1. Nachtrag, Oktober 2011: 5 Jahre danach ...
Leider müssen wir mittlerweile unsere obige Einschätzung vollkommen revidieren: "Ungarn, selbst deine Politiker machen dich eine Reise wert ..!" wie wir vor 5 Jahren formulierten, kann man heute nicht mehr so einfach stehen lassen!
Mittlerweile ist Ungarns Rückkehr zu einem autoritären Staat wohl in vollem Gange: In einer Demokratie sollten die Medien die Politik kontrollieren - in Ungarn ist dies praktisch nicht mehr möglich und nur noch kleine Privatinitiativen gehen in diese Richtung. Meinungsvielfalt gibt es in der ungarischen Presse inzwischen nicht mehr, Ungarns Ministerpräsident Viktor Orbán gebührt die zweifelhafte Ehre, ungarische Nachrichtenagenturen auf eine Linie gebracht zu haben.

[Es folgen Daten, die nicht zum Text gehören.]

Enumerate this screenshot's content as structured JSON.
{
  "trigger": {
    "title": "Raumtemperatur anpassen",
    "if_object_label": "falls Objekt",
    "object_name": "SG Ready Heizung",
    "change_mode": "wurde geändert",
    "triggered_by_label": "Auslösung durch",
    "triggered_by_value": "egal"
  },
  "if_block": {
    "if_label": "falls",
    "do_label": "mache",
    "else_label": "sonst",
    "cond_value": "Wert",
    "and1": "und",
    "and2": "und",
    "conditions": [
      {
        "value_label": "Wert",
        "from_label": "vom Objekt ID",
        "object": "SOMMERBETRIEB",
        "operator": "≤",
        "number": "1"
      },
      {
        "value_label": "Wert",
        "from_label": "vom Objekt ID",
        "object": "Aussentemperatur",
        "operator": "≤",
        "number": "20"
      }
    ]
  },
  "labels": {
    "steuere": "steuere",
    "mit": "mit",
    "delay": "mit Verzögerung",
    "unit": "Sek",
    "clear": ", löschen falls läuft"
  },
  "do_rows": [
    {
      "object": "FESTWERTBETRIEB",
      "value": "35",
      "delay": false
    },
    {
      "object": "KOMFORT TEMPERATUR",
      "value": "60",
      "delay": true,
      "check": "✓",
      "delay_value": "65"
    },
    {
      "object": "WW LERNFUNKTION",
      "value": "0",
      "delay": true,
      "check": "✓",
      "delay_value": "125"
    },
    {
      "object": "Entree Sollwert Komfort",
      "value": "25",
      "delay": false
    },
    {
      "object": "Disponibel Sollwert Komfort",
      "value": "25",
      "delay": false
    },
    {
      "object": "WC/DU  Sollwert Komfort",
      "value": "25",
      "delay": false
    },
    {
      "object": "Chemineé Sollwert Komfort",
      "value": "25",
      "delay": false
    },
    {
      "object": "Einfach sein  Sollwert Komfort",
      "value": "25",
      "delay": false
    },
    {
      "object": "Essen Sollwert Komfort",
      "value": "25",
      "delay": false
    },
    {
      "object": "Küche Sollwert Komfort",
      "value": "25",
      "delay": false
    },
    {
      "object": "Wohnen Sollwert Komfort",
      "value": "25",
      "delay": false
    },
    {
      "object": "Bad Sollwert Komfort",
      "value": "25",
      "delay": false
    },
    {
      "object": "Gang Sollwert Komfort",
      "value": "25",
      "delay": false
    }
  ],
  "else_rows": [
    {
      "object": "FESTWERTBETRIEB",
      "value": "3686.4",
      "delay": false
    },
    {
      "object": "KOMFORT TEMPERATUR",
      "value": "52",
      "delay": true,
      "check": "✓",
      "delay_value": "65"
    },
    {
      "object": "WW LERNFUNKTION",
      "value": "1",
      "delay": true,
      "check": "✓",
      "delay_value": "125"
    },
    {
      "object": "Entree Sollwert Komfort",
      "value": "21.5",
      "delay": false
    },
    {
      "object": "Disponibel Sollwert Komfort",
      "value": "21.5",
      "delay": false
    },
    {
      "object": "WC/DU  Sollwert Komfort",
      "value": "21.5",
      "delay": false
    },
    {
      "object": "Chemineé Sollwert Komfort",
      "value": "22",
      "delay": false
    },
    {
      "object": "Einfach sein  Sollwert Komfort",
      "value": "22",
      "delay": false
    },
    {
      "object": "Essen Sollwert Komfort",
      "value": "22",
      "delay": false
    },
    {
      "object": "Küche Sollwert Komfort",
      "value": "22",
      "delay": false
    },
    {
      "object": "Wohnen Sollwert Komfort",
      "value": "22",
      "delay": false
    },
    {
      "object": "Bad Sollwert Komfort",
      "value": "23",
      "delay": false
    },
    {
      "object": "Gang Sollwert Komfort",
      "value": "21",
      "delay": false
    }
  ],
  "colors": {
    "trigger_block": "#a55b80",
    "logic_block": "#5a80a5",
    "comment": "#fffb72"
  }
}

In Sachen Journalistenrechte sieht es derzeit nicht mehr gut aus im Lande und es ist nicht einfach, heute noch glaubwürdige Nachrichten zu finden. Im Ungarn dieser Tage werden durch eine Regierungspartei, die 53% der Stimmen erhalten hat, die Weichen für ein lang anhaltendes autoritäres Regime gestellt - und das mitten in der EU ...
2. Nachtrag, September 2015: 10 Jahre nach der Reise - Karten neu gemischt ..?
Jahre sind vergangen, wir hatten in der Zwischenzeit eine Eurokrise und mittlerweile das Ende der Eurotour befürchtet. Im Rahmen der aktuellen Griechenland-Rettung und der "Faulen-Zauber-Welt" kommt Ungarn nun eine ganz neue und besondere Rolle in der bestehenden Flüchtlingskrise in Europa zu: Es baut einen Zaun als Bollwerk gegen Masseneinwanderung in der wankenden "Festung Europa". Dafür wird es einerseits heftig beschimpft, aber andererseits wird Ungarns Viktor Orbán auch ganz heimlich für viele nun zum Hoffnungsträger, der einen klaren Gegenpol zu Merkels umstrittener "Einladungskultur" bildet. Die wird schließlich ebenfalls nicht von wenigen als "beispiellose politische Fehlleistung" eingestuft. Insofern Ungarn nun möglicherweise neues Vorbild für vernunftgesteuertes Handeln in Europa ..?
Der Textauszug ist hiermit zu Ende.